Alexandre Dumas: The Count of Monte Cristo

Chapter 38: The Compact. (continued)

"Then listen to me." Franz then related to his friend the history of his excursion to the Island of Monte Cristo and of his finding a party of smugglers there, and the two Corsican bandits with them. He dwelt with considerable force and energy on the almost magical hospitality he had received from the count, and the magnificence of his entertainment in the grotto of the "Thousand and One Nights." He recounted, with circumstantial exactitude, all the particulars of the supper, the hashish, the statues, the dream, and how, at his awakening, there remained no proof or trace of all these events, save the small yacht, seen in the distant horizon driving under full sail toward Porto-Vecchio. Then he detailed the conversation overheard by him at the Colosseum, between the count and Vampa, in which the count had promised to obtain the release of the bandit Peppino, -- an engagement which, as our readers are aware, he most faithfully fulfilled. At last he arrived at the adventure of the preceding night, and the embarrassment in which he found himself placed by not having sufficient cash by six or seven hundred piastres to make up the sum required, and finally of his application to the count and the picturesque and satisfactory result that followed. Albert listened with the most profound attention. "Well," said he, when Franz had concluded, "what do you find to object to in all you have related? The count is fond of travelling, and, being rich, possesses a vessel of his own. Go but to Portsmouth or Southampton, and you will find the harbors crowded with the yachts belonging to such of the English as can afford the expense, and have the same liking for this amusement.

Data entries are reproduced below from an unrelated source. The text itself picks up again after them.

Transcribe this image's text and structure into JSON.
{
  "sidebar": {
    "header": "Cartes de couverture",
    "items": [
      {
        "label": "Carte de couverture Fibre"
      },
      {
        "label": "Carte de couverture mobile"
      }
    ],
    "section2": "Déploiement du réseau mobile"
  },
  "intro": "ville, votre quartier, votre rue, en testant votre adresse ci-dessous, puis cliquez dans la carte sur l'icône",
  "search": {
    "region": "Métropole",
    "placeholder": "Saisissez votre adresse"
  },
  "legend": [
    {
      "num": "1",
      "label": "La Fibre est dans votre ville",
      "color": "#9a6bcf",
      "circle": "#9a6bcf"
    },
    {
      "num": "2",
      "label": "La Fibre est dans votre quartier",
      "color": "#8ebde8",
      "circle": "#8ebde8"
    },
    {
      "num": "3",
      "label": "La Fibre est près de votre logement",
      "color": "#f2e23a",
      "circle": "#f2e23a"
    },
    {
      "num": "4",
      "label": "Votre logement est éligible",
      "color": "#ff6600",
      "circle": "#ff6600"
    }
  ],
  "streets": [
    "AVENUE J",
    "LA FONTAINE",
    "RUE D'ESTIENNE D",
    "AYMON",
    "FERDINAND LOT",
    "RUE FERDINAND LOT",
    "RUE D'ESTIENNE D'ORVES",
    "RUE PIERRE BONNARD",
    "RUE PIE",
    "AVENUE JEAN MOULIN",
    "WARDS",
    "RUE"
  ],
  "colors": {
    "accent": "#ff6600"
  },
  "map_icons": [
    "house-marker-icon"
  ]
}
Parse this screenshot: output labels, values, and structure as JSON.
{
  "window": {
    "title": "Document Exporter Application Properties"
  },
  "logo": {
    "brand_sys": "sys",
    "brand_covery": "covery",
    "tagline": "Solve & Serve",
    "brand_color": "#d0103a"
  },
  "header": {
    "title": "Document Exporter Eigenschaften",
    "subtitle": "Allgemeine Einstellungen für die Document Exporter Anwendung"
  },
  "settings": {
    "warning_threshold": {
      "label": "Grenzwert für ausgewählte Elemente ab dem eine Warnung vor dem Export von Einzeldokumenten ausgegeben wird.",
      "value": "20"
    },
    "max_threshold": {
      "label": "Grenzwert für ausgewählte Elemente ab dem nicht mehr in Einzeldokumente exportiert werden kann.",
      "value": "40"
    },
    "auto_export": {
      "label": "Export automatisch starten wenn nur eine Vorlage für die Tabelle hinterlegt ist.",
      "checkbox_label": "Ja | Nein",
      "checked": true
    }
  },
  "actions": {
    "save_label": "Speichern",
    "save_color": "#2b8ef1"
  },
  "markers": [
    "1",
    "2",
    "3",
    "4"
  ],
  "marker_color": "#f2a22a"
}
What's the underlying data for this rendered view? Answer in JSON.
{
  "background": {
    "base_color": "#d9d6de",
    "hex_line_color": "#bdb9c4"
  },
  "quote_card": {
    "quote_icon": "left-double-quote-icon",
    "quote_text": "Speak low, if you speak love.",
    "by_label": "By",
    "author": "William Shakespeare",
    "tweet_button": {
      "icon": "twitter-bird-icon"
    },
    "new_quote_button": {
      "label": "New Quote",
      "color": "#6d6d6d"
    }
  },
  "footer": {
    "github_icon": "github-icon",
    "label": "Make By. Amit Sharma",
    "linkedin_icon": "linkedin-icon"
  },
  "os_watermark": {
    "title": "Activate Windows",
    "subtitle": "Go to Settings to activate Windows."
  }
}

Now, by way of having a resting-place during his excursions, avoiding the wretched cookery -- which has been trying its best to poison me during the last four months, while you have manfully resisted its effects for as many years, -- and obtaining a bed on which it is possible to slumber, Monte Cristo has furnished for himself a temporary abode where you first found him; but, to prevent the possibility of the Tuscan government taking a fancy to his enchanted palace, and thereby depriving him of the advantages naturally expected from so large an outlay of capital, he has wisely enough purchased the island, and taken its name. Just ask yourself, my good fellow, whether there are not many persons of our acquaintance who assume the names of lands and properties they never in their lives were masters of?"